SSPACE-longread-Teaching
Category
Bioinformatics
Program On
Teaching
Version
1-1
Author / Distributor
Description
"SSPACE-LongRead is a stand-alone program for scaffolding pre-assembled contigs using long reads (e.g. PacBio RS reads). Using the long read information, contigs (or scaffolds) are placed in the right order and orientation in so-called super-scaffolds. " More details are at SSPACE-longread
Running Program
The last version of this application is at /usr/local/apps/gb/sspace-longread/1-1
To use this version, please load the module with
ml sspace-longread/1-1
Here is an example of a shell script, sub.sh, to run on the batch queue:
#!/bin/bash
#SBATCH --job-name=j_SSPACE-longread
#SBATCH --partition=batch
#SBATCH --mail-type=ALL
#SBATCH --mail-user=username@uga.edu
#SBATCH --ntasks=1
#SBATCH --mem=10gb
#SBATCH --time=08:00:00
#SBATCH --output=SSPACE-longread.%j.out
#SBATCH --error=SSPACE-longread.%j.err
cd $SLURM_SUBMIT_DIR
ml sspace-longread/1-1
perl /usr/local/apps/gb/sspace-longread/1-1/SSPACE-LongRead.pl [options]
In the real submission script, at least all the above underlined values need to be reviewed or to be replaced by the proper values.

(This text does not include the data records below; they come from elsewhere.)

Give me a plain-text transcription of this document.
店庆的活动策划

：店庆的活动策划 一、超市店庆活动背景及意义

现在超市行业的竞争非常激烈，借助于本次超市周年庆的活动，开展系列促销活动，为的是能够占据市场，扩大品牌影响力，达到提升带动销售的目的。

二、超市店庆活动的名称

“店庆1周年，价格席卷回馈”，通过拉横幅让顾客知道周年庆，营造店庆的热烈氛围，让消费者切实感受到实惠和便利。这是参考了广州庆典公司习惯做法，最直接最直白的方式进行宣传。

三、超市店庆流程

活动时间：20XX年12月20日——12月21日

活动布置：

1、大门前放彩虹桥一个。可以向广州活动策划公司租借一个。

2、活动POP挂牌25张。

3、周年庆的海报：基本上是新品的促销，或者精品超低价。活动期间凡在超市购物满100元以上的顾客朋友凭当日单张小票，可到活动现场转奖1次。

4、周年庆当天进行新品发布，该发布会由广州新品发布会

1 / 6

Please refer to Running_Jobs_on_the_teaching_cluster, Run X window Jobs and Run interactive Jobs for more details of running jobs at Teaching cluster.
Here is an example of job submission command:
sbatch ./sub.sh
Documentation
ml sspace-longread/1-1 perl /usr/local/apps/gb/sspace-longread/1-1/SSPACE-LongRead.pl -h Usage SSPACE-LongRead scaffolder version 1-1 perl SSPACE-LongRead.pl -c <contig-sequences> -p <pacbio-reads> General options: -c Fasta file containing contig sequences used for scaffolding (REQUIRED) -p File containing PacBio CLR sequences to be used scaffolding (REQUIRED) -b Output folder name where the results are stored (optional, default -b 'PacBio_scaffolder_results') Alignment options: -a Minimum alignment length to allow a contig to be included for scaffolding (default -a 0, optional) -i Minimum identity of the alignment of the PacBio reads to the contig sequences. Alignment below this value will be filtered out (default -i 70, optional) -t The number of threads to run BLASR with -g Minimmum gap between two contigs Scaffolding options: -l Minimum number of links (PacBio reads) to allow contig-pairs for scaffolding (default -k 3, optional) -r Maximum link ratio between two best contig pairs *higher values lead to least accurate scaffolding* (default -r 0.3, optional) -o Minimum overlap length to merge two contigs (default -o 10, optional) Other options: -k Store inner-scaffold sequences in a file. These are the long-read sequences spanning over a contig-link (default no output, set '-k 1' to store inner-scaffold sequences. If set, a folder is generated named 'inner-scaffold-sequences' -s Skip the alignment step and use a previous alignment file. Note that the results of a previous run will be overwritten. Set '-s 1' to skip the alignment. -h Prints this help message ERROR: Please insert a file with contig sequences. You've inserted '' which either does not exist or is not filled in
Installation
Source code is obtained from SSPACE-longread
System
64-bit Linux